ISLAMABAD (July 11 2006): Prime Minister Shaukat Aziz has expressed displeasure over the performance of Commerce Ministry, particularly with regard to slow exports growth. Presiding over a meeting on Trade Policy 2006-07, scheduled now to be announced on July 17, the Prime Minister directed that stress should be laid on target markets to achieve the next year's target, sources said.

The Trade Policy was to be unveiled on July 19, but the date has been revised on the request of Commerce Minister who would be going abroad to attend a conference. Sources said that neither the export target for the next fiscal nor any specific proposal to enhance exports was discussed at the meeting.

"What was discussed were old proposals like 'Skill Development Board', role of Export Promotion Bureau, exhibitions and establishment of warehouses abroad," they said.

However, an official press release issued by Prime Minister House said that a meeting under the chairmanship of Prime Minister was held which conducted an in-depth review of the trade policy 2006-07.

Secretary, Commerce, Syed Asif Shah, made a detailed presentation on various aspects of the trade policy, and the participants gave several suggestions and provided their feedback on specific issues, but there was nothing new to mention, sources added.

This was the first meeting to formulate and finalise the trade policy. Several more meetings will be held before it is announced. The review process will go on until the trade policy is approved by the Federal Cabinet on July 17.

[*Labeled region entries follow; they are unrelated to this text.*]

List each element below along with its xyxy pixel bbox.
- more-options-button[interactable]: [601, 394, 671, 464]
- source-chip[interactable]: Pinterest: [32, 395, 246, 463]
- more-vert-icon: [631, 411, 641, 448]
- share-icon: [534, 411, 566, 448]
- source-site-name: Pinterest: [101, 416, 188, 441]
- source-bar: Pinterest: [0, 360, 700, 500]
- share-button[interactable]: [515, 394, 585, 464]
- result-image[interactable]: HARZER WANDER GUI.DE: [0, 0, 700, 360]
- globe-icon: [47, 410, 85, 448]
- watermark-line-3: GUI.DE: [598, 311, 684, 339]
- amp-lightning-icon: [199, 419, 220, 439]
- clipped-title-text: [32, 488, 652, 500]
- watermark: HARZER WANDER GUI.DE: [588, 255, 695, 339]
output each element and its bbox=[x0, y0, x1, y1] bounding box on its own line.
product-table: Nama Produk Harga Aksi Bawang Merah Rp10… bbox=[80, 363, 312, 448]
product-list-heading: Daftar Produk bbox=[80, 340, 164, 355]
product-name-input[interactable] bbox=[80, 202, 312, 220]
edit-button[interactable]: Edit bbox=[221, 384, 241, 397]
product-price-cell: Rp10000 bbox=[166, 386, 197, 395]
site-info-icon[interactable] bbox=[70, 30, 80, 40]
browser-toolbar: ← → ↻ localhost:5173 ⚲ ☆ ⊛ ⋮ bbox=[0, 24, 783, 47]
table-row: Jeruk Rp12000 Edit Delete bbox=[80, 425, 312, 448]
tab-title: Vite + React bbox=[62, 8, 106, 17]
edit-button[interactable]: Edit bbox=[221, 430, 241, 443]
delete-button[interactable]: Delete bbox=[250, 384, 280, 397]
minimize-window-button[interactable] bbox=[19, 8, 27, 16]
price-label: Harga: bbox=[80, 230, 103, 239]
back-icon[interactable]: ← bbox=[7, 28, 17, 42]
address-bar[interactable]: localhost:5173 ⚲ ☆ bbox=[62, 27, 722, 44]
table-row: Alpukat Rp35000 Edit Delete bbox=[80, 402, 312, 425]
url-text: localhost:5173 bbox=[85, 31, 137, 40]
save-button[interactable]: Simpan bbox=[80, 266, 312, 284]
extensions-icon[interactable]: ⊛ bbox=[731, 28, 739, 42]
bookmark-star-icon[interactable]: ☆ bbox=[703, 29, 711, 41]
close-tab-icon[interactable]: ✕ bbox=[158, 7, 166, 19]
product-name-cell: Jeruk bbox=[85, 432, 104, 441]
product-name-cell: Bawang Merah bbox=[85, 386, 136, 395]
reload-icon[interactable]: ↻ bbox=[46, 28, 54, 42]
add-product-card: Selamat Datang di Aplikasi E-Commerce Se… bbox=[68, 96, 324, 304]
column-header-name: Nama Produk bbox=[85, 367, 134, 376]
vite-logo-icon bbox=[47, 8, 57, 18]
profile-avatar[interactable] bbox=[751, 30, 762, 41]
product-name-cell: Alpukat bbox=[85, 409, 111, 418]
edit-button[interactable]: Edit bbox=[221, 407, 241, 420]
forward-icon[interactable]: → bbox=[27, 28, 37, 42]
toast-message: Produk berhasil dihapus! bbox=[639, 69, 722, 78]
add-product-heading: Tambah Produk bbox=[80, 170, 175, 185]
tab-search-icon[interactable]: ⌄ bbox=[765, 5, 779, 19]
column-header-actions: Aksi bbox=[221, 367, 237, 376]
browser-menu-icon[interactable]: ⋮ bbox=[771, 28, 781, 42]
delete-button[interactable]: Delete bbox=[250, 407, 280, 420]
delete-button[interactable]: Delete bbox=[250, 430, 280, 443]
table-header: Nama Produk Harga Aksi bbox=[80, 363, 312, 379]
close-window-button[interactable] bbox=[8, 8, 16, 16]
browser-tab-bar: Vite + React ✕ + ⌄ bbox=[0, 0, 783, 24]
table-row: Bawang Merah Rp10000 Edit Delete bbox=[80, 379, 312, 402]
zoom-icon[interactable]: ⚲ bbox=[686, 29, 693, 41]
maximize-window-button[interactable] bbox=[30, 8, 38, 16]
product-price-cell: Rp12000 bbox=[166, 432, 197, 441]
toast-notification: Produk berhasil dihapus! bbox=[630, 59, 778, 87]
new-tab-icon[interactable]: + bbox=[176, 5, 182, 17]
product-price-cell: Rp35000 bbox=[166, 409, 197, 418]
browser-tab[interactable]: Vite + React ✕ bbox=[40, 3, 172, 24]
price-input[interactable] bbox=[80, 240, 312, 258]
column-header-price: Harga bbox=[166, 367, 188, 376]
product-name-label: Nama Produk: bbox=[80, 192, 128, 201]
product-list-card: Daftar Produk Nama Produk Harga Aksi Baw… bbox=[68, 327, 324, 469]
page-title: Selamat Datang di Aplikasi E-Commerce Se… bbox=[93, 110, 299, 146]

The meeting was attended, among others, by Humayun Akhtar, Minister for Commerce, Jahangir Khan Tareen, Minister for Industries, Sikandar Hayat Khan Bosan, Minister for Food and Agriculture, Muhammad Nasir Khan, Minister for Health, Mushtaq Ali Cheema, Minister for Textile Industry, Dr Salman Shah, Adviser to PM on Finance, Dr Shamshad Akhtar, Governor, State Bank, Dr Akram Sheikh, Deputy Chairman Planning Commission, Waseem Haqqie, Chairman, Engineering Development Board (EDB), Tariq Ikram, Chairman, Export Promotion Bureau (EPB), Secretary-General Finance, Secretary Health, Secretary Industries and senior officials.